Surgical rehabilitation of short and dysmotile intestine in children and adults.

Scand J Gastroenterol 2015 Feb 25;50(2):153-61. Epub 2014 Nov 25.

Pediatric Liver and Gut Research Group, University of Helsinki , Helsinki , Finland.

Aims: This is a descriptive study aiming to compare outcomes of intestinal rehabilitation surgery among pediatric and adult intestinal failure (IF) patients with either primary intestinal motility disorders or short bowel syndrome (SBS) treated by our nationwide program.

Methods: Medical records of IF patients (n = 31, 71% children) having undergone autologous intestinal reconstructions (AIR) (n = 25), intestinal transplantation (ITx) (n = 5), or being listed for ITx (n = 2) between 1994 and 2014 were reviewed.

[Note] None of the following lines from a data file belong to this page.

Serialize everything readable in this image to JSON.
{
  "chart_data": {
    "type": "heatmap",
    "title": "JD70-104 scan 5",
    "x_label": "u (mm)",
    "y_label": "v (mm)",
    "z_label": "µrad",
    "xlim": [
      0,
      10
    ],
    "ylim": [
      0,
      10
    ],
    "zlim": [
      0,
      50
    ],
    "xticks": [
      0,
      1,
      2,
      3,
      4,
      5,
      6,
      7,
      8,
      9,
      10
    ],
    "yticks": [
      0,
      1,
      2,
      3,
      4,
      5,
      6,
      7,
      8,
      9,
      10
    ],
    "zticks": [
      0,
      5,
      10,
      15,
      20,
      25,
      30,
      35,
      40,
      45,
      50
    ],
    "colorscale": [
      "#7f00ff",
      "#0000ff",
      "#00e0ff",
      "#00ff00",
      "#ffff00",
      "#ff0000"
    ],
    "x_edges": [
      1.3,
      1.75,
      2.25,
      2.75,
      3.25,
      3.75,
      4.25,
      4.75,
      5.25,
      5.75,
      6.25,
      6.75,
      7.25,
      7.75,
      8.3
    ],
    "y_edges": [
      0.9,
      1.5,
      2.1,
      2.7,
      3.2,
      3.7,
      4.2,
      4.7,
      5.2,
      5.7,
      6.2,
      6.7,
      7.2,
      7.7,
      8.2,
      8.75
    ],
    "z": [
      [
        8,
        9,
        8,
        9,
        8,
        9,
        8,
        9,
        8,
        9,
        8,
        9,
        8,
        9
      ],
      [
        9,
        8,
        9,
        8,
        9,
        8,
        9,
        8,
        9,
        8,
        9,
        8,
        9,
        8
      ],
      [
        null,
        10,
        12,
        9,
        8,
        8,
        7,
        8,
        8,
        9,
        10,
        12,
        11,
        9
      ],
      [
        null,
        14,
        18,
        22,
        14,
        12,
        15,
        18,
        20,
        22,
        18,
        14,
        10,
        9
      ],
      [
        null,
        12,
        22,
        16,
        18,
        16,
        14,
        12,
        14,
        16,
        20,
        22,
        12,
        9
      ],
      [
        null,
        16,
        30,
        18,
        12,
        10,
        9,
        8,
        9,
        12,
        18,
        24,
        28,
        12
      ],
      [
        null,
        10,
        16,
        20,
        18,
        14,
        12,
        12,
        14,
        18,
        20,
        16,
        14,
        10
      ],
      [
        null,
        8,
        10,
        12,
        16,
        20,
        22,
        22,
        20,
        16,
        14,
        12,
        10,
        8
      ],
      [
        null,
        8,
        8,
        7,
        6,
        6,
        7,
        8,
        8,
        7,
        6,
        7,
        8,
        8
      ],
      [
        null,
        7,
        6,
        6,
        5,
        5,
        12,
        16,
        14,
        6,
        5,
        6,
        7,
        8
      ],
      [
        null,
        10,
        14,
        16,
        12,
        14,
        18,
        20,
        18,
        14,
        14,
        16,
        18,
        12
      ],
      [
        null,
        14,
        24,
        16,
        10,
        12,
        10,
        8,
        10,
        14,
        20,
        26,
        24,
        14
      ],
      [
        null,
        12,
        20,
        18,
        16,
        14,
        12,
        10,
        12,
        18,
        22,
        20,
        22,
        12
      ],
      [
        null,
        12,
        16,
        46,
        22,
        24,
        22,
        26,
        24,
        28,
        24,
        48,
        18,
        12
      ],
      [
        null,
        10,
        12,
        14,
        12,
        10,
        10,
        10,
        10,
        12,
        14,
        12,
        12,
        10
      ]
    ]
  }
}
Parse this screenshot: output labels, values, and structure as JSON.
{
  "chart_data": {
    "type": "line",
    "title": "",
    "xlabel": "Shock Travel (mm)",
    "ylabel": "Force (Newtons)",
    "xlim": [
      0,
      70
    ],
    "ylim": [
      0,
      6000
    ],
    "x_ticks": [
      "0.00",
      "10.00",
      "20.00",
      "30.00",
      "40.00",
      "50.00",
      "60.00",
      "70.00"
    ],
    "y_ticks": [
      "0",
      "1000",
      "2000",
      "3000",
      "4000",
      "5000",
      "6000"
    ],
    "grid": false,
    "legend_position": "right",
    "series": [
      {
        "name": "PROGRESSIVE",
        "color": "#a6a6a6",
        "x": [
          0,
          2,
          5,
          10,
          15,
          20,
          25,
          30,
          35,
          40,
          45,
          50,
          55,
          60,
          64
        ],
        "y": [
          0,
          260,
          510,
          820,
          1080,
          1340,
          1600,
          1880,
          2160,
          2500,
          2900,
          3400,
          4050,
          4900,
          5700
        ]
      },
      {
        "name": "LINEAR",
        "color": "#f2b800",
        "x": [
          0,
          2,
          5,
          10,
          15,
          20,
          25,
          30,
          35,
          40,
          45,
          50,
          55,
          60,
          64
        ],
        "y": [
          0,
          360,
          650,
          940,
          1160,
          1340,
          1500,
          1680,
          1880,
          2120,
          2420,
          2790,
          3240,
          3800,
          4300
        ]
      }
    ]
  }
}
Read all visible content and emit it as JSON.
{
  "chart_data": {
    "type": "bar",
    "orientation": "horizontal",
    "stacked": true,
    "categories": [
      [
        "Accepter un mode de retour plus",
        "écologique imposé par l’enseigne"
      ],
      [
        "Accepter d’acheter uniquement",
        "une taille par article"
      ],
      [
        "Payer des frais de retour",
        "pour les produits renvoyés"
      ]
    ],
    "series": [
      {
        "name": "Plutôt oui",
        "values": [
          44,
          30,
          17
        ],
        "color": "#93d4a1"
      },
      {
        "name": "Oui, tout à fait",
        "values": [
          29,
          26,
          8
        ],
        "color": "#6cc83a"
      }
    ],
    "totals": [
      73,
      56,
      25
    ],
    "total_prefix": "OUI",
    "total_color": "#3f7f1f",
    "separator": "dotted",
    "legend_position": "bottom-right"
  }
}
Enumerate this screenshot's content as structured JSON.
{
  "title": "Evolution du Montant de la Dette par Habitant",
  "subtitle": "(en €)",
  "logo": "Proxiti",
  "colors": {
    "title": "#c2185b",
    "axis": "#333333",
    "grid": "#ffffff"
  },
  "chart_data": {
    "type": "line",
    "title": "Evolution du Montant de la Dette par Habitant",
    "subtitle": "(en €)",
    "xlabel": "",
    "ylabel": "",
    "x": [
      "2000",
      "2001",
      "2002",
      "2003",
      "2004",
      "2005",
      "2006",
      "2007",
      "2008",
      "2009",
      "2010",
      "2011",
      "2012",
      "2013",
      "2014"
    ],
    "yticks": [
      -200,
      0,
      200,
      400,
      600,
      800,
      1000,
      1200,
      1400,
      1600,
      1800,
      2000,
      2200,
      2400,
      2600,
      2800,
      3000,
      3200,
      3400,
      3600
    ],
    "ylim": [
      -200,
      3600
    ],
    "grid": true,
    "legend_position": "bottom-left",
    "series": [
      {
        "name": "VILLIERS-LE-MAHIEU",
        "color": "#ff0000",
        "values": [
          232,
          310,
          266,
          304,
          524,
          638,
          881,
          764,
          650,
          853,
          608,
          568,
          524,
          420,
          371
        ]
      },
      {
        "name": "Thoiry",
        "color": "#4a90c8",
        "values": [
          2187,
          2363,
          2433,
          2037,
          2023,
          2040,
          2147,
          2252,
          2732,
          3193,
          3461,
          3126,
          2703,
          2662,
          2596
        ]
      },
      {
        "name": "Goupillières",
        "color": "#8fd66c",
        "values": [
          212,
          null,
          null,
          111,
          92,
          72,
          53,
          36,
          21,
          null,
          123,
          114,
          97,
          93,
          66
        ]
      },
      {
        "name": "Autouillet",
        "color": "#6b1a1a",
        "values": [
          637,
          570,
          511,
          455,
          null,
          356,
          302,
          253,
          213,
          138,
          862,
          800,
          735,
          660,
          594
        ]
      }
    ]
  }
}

Results: At surgery, median age was 3.4 (interquartile range, 1.0-22.1) in SBS (n = 22) and 16.5 (3.2-26.7) years in dysmotility patients (n = 9) who received median 60% and 83% of energy requirement parenterally, respectively. Median small bowel length was shorter in SBS than dysmotility patients (34 versus 157 cm, p < 0.001). Following AIR, none of the dysmotility patients achieved permanent intestinal autonomy, whereas 68% of SBS patients weaned off parenteral nutrition (PN) (p = 0.022) and none required listing for ITx. Five dysmotility patients who underwent ITx achieved intestinal autonomy. Regarding both AIR and ITx procedures, no significant difference in PN weaning was observed between the two subgroups. At last follow-up, 3.3 (0.6-8.0) years postoperatively, median plasma bilirubin was 6 (4-16) µmol/l, while liver biopsy showed fibrosis (Metavir stage 1-2) in 50% and cholestasis in 8%. Proportion of PN energy requirement had reduced significantly (p = 0.043) among PN-dependent SBS (n = 7) but not among dysmotility patients (n = 5). Overall survival was 90%.

Conclusion: AIR surgery was beneficial among selected SBS patients, whereas in intestinal dysmotility disorders, permanent PN weaning was only achieved by ITx.